第45 回中日本入会林野研究会大会のお知らせ(R7/9/3)
第45 回中日本入会林野研究会大会のお知らせ(R7/9/3)
- 2025.7.28
- 一般情報
◆基調報告の要旨
基調報告1
平野悠一郎(森林総合研究所多摩森林科学園主任研究員)
「森林の訪問・体感利用の可能性と課題」
要旨:森林の訪問・体感利用は、近年、「森林サービス産業」等の政策的な後押しを受けつつ、各地で多様な発展を遂げてきた。そこでは、事業化を通じた森林所有者の収益確保はもとより、森林の有効活用による地域活性化、さらには新規の利用層の創出による森林への関心喚起といった意義・可能性が見られてきた。一方で、各種の利用間の調整、フィールドの維持整備の担い手確保や所有・管理者の安全管理責任等は、制度的な枠組みが整っておらず、課題として残される。
基調報告2
山下詠子(東京農業大学地域環境科学部准教授)
「(旧)入会林野のレクリエーション事業への活用」
要旨:近年、取り組みが増えてきている森林のレクリエーション利用のフィールドとして、入会林野や生産森林組合、財産区などが活用される例が出てきている。レクリエーション利用は木材生産とは異なり、観光客の来訪により地権者や地域住民に様々な影響がもたらされると考えられる。
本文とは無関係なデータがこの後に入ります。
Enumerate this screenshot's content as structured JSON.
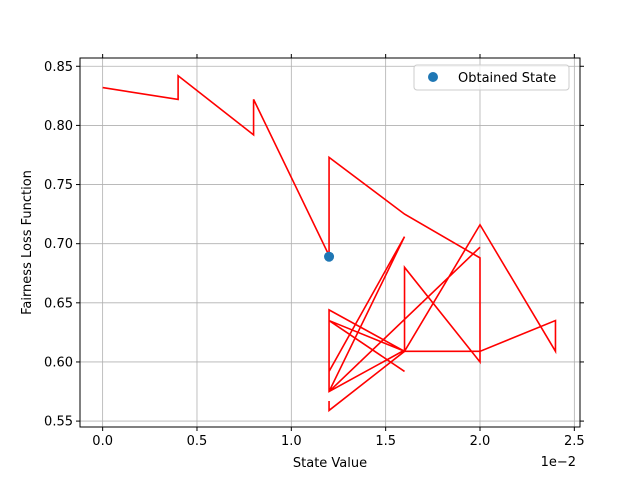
{
  "chart_data": {
    "type": "line",
    "xlabel": "State Value",
    "ylabel": "Fairness Loss Function",
    "x_offset_label": "1e−2",
    "x_scale_factor": 100,
    "xlim": [
      -0.0012,
      0.0253
    ],
    "ylim": [
      0.545,
      0.857
    ],
    "x_ticks": [
      0,
      0.005,
      0.01,
      0.015,
      0.02,
      0.025
    ],
    "x_tick_labels": [
      "0.0",
      "0.5",
      "1.0",
      "1.5",
      "2.0",
      "2.5"
    ],
    "y_ticks": [
      0.55,
      0.6,
      0.65,
      0.7,
      0.75,
      0.8,
      0.85
    ],
    "y_tick_labels": [
      "0.55",
      "0.60",
      "0.65",
      "0.70",
      "0.75",
      "0.80",
      "0.85"
    ],
    "grid": true,
    "legend_position": "top-right",
    "series": [
      {
        "kind": "line",
        "color": "#ff0000",
        "points": [
          [
            0.0,
            0.832
          ],
          [
            0.004,
            0.822
          ],
          [
            0.004,
            0.842
          ],
          [
            0.008,
            0.792
          ],
          [
            0.008,
            0.822
          ],
          [
            0.012,
            0.69
          ],
          [
            0.012,
            0.773
          ],
          [
            0.016,
            0.725
          ],
          [
            0.02,
            0.688
          ],
          [
            0.02,
            0.6
          ],
          [
            0.016,
            0.68
          ],
          [
            0.016,
            0.61
          ],
          [
            0.012,
            0.575
          ],
          [
            0.012,
            0.644
          ],
          [
            0.016,
            0.609
          ],
          [
            0.02,
            0.716
          ],
          [
            0.024,
            0.609
          ],
          [
            0.024,
            0.635
          ],
          [
            0.02,
            0.609
          ],
          [
            0.016,
            0.609
          ],
          [
            0.012,
            0.559
          ],
          [
            0.012,
            0.567
          ],
          [
            0.012,
            0.559
          ],
          [
            0.016,
            0.609
          ],
          [
            0.012,
            0.635
          ],
          [
            0.016,
            0.592
          ],
          [
            0.012,
            0.635
          ],
          [
            0.012,
            0.592
          ],
          [
            0.016,
            0.706
          ],
          [
            0.012,
            0.575
          ],
          [
            0.02,
            0.697
          ]
        ]
      },
      {
        "kind": "scatter",
        "name": "Obtained State",
        "color": "#1f77b4",
        "points": [
          [
            0.012,
            0.689
          ]
        ]
      }
    ]
  }
}
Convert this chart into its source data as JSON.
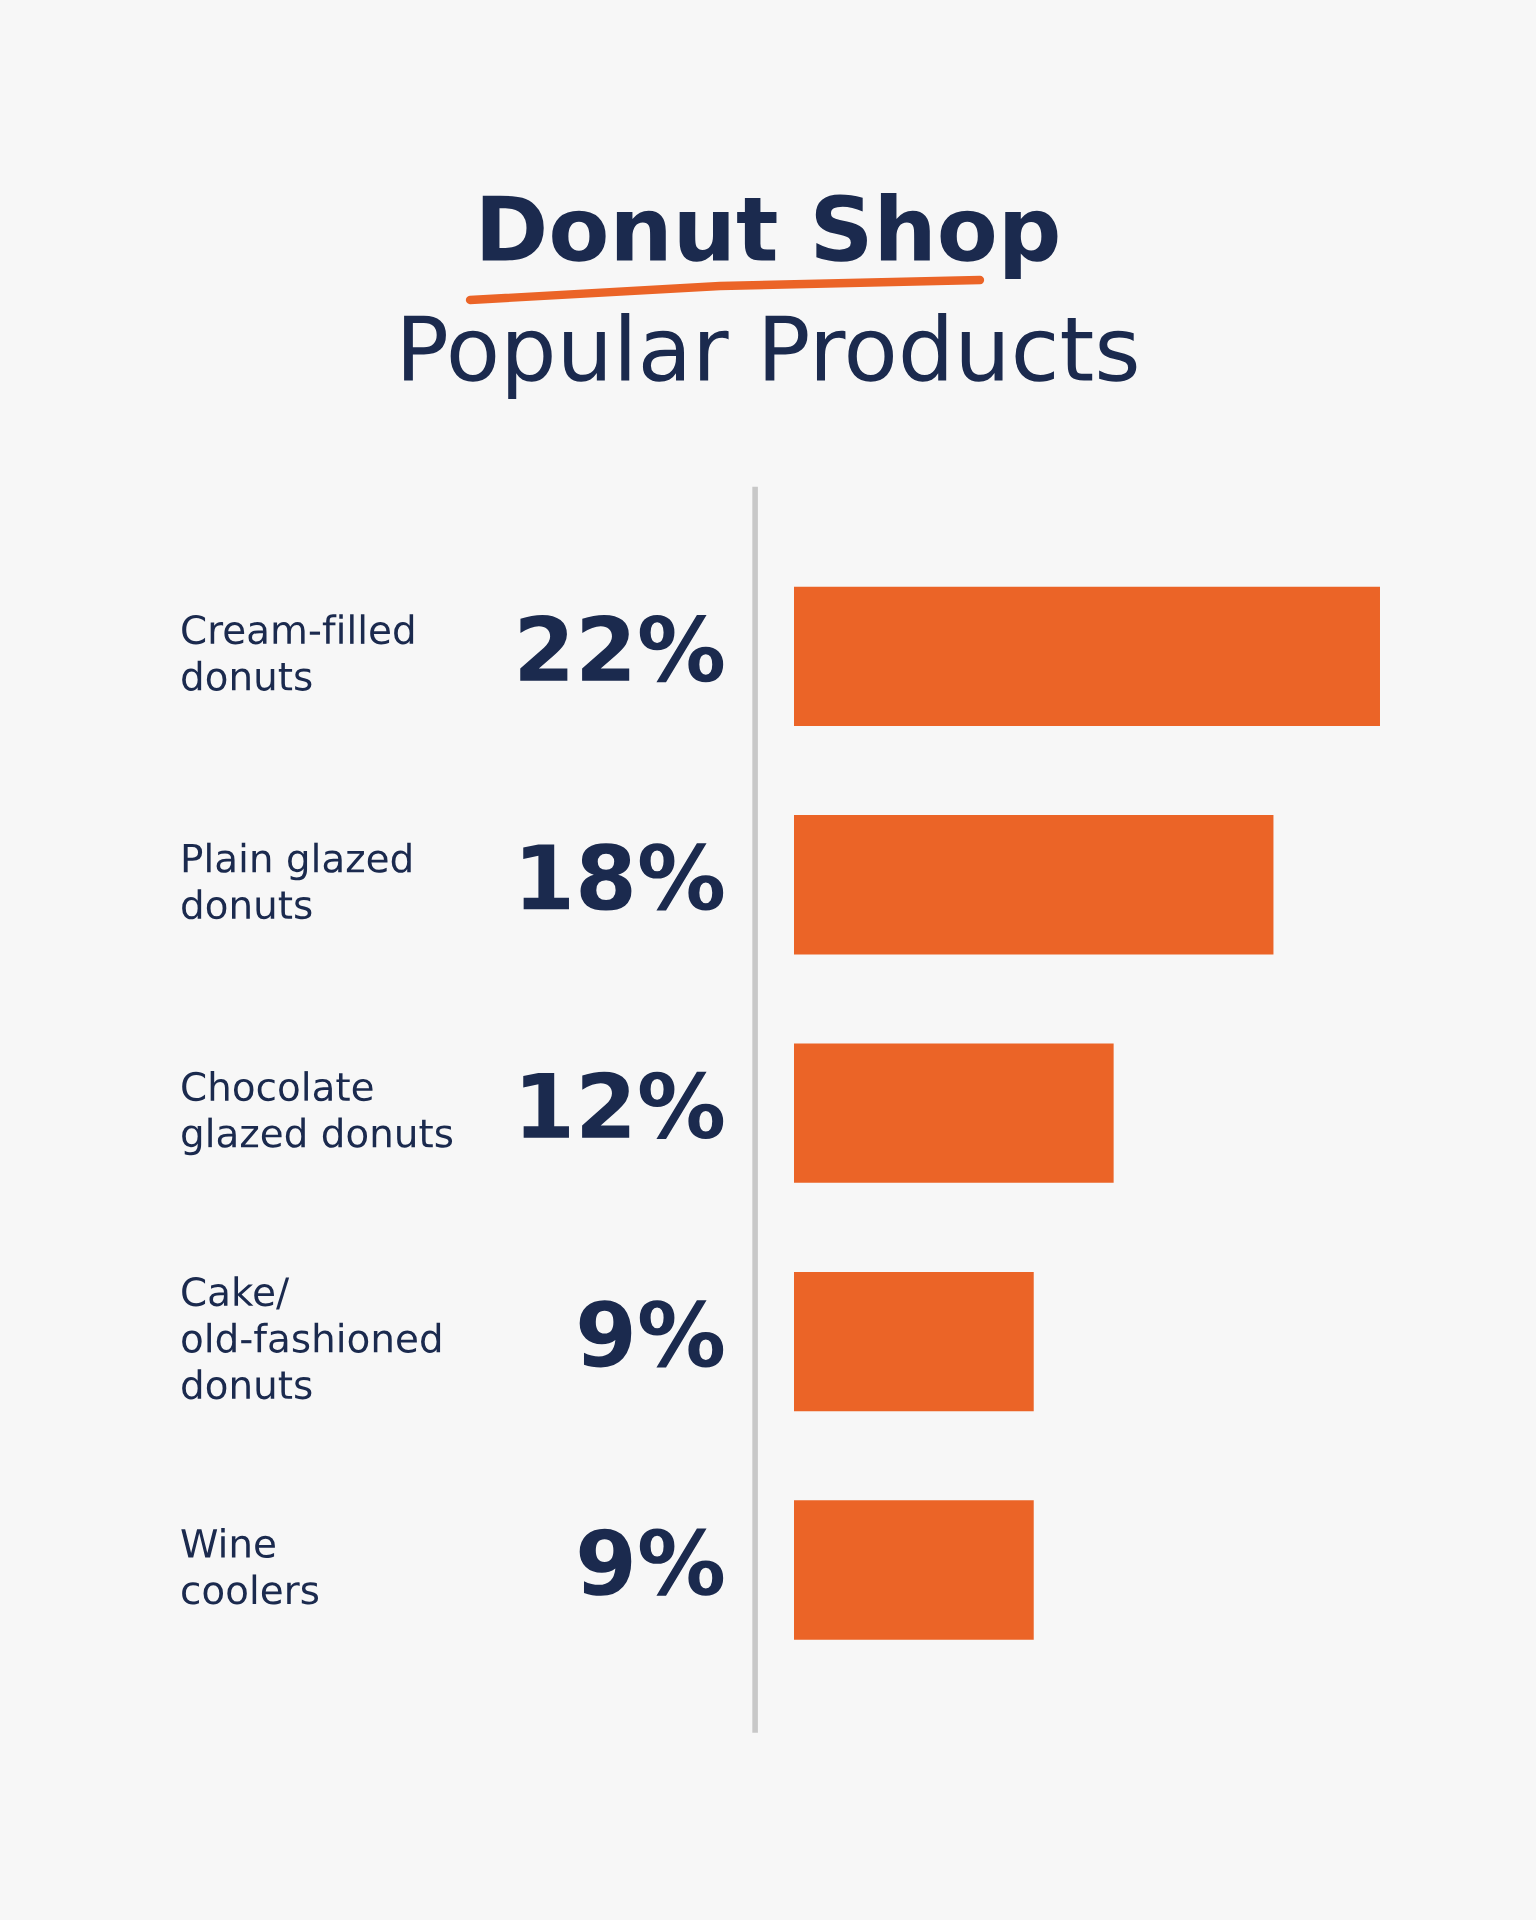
{
  "chart_data": {
    "type": "bar",
    "orientation": "horizontal",
    "title": "Donut Shop",
    "subtitle": "Popular Products",
    "categories": [
      "Cream-filled\ndonuts",
      "Plain glazed\ndonuts",
      "Chocolate\nglazed donuts",
      "Cake/\nold-fashioned\ndonuts",
      "Wine\ncoolers"
    ],
    "values": [
      22,
      18,
      12,
      9,
      9
    ],
    "value_labels": [
      "22%",
      "18%",
      "12%",
      "9%",
      "9%"
    ],
    "color": "#eb6427",
    "xlim": [
      0,
      22
    ],
    "legend": false
  }
}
そこで本報告では、いくつかの事例より(旧)入会林野におけるレクリエーション事業が導入された経緯やその実態を明らかにし、入会集団等の地元にとってのレクリエーション事業の意義を検討したい。
基調報告3
天野雅夫(神戸親和大学非常勤講師)
「下唐櫃林産農業協同組合の林野活用の取り組みから」
要旨:旧有馬郡唐櫃村(現神戸市北区有野町唐櫃)は、六甲山系と丹生山系に挟まれた有野川沿いの集落とそれを取り巻く広大な山地からなる地域で、かつては六甲山の頂上付近から集落まで1000 町にも及ぶ林野を所有していた。明治に入って、林業生産だけでなく、非林業的な利用が増え、別荘地などの収入が村の大きな財源となる。その後、昭和二年には関西の大手私鉄によって部落有林野七五万坪が買収され、山頂付近にはレジャー施設やホテルが建設される。残された林野は、近年、林業収入が大きく減少し、林野の維持・管理が大きな課題となってくるが、こうした問題を集落として取り組んだ下唐櫃林産農業協同組合の事例を紹介したい。
コメント
鈴木龍也(龍谷大学名誉教授)
「レクリエーション事業実施団体・施設等管理団体の責任について」
要旨:入会林野内でレクリエーション行事を開催する場合には、その行事の主催者は参加者が怪我をするようなことがないように十分な注意を払うべきであるし、林野の管理責任を負う者は道や樹木、使用する施設等に瑕疵がないように十分な注意を払って管理すべきである。では、誰か参加者が怪我をしたというような場合に、具体的にはそれらの責任はどのような形で問われることになるのであろうか。また責任の有無の判断においてはどのような点がポイントになるのであろうか。幾つかの裁判例を挙げながら簡単にコメントしたい。